Save a Qur'an, burn an Afghan.


----------



## Jin-E (Apr 2, 2011)

Shinigami Perv said:


> 10 more dead because of this fool. The Taliban is now using him as a recruiting tool.
> 
> Well done, Mr Jones.



There is no causality between these events.

The Afghan rioters and murderers were not helpless puppets who had no choice but following Jones sinister master plot. They could have just as well ignored the issue or protested peacefully, but choosed not to. Two wrongs doesnt make a right.


----------



## Dionysus (Apr 2, 2011)

No book needed to be burned to incite fanatical morons to riot and kill people.


----------



## Cardboard Tube Knight (Apr 2, 2011)

I like how everyone here pretty much has the same argument and he's still on about it.


----------



## Razgriez (Apr 2, 2011)

Shinigami Perv said:


> 10 more dead because of this fool. The Taliban is now using him as a recruiting tool.
> 
> Well done, Mr Jones.


All the more reason to turn the entire region into a glowing glass parking lot then.


----------



## thunderbear (Apr 2, 2011)

Shinigami Perv said:


> 10 more dead because of this fool.
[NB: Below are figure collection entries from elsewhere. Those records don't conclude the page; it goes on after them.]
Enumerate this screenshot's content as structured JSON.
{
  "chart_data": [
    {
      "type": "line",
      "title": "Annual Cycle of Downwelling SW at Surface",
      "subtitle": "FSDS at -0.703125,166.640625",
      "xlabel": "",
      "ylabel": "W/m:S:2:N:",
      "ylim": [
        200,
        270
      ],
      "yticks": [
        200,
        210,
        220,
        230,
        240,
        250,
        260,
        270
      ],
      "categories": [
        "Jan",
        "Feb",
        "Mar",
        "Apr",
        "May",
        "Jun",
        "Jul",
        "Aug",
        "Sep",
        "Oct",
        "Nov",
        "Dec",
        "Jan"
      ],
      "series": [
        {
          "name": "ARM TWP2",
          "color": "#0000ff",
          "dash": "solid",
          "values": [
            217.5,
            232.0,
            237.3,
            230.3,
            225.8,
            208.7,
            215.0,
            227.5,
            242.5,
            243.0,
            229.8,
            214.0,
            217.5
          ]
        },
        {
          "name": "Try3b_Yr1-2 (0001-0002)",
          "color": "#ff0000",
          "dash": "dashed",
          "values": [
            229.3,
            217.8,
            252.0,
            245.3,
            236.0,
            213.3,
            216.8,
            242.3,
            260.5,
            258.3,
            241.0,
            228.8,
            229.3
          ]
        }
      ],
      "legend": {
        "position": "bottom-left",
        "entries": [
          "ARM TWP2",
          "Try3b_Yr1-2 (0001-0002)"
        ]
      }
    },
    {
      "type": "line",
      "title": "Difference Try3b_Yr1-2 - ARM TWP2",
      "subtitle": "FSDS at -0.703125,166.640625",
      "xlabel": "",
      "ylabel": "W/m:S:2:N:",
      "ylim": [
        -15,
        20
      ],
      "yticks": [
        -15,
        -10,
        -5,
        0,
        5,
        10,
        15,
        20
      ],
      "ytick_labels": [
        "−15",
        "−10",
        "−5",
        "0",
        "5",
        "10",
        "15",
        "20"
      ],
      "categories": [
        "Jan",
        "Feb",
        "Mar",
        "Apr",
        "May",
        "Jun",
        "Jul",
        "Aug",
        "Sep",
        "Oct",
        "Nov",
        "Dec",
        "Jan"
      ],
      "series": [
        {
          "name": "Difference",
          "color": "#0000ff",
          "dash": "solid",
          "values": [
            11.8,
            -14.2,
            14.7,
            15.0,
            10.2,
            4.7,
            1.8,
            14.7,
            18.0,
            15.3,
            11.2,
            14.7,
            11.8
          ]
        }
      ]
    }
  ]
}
The Taliban is now using him as a recruiting tool.
> 
> Well done, Mr Jones.



It isn't Terry Jones' fault that all of this got started though.  Terry Jones didn't offer to to announce of national television that: "I'm going to burn a Q'uran at my church service!"  It was a planned event at his church that the media found out about.  And what happens when the media finds out about something they can sensationalize on an international scale?  Why, they sensationalize it and ride it like a freaking golden ticket on an international scale, of course!  

Believe it or not, people around the U.S. and everywhere else in the world do, and have at some point or another on multiple occasions, burned a Q'uran.  This entrie incident in Florida would not have been spread to nearly as a wide an extent if MSNBC and other such easily inflamed news outlets hadn't made it into a headlne.  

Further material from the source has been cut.